Few New Englanders, however, can leave off entirely growing things to feed our families – the single most rewarding aspect of gardening – cultivating, from seed to plate, nutritious food. Instead, we can limit our endeavors and protect a smaller space. With that in mind, we established a raised vegetable garden right outside the kitchen door that provides lettuces in the spring and tomatoes in summer and fall. It’s an ideal solution: because it’s close to the house, most animals are afraid to enter that realm of proximity; raising the crops a few inches off the ground protects them from creeping critters; it’s steps away from the kitchen when we pick ingredients for a salad. Most importantly, it seemed the perfect repurposing for the space that served for so many years as a sand box, right next to the kitchen where I could hear the children’s voices while they prepared their own recipes – pies and cakes for “dessert”. This experiment was so successful we sacrificed space in the herb garden for another raised bed where we grow a variety of peppers. I’ve also noticed terraces draped with cucumbers, cabbages punctuating flower gardens, and corn stalks lining driveways. These small scale operations, close enough to human activity to caution wildlife, cannot fully satisfy our summertime desire for fresh produce as our local farmers can, but they are nonetheless satisfying. Of all the things I grow — and I love every single flower — the tomatoes bring me the greatest summertime joy.

I recently came into possession of a book titled “Vegetables”, with worn edges, a fraying binder, and the words: I think you’ll want this.
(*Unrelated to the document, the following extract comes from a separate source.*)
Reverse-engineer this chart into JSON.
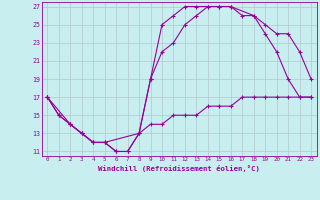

Opening it, I found page after page filled with my father’s notes — records of every crop planted, dates and diagrams, instructions on thinning and mulching, furrows and fertilizers, prices and plot plans and tables, sketches and schedules – along the margins and on the endsleeves and the flyleaf and every other spare space: …next to onions 5/30/82 1 row French horticulture $1.75 68 days…5/28/91 beans 2 rows succotash east of corn and 6 pickling cucumber plants from Mike Chapel…7/18/99 Sunday short row green beans 50 days short row yellow 54 days germination 6-10 days thin 3” apart when 3” tall. A message with my name was scrawled on the inner cover surrounded with details such as these. Apparently, this was a Christmas present. My father was always the most difficult person to purchase gifts for – he never wanted anything and there’s just so many ties and pajamas a person can use. What a wonder to discover this forty years later, such a treasure to preserve for future generations – to show them — this was the importance of the earth to your great-grandfather, of growing things, of feeding his family. This was his heritage; this is yours.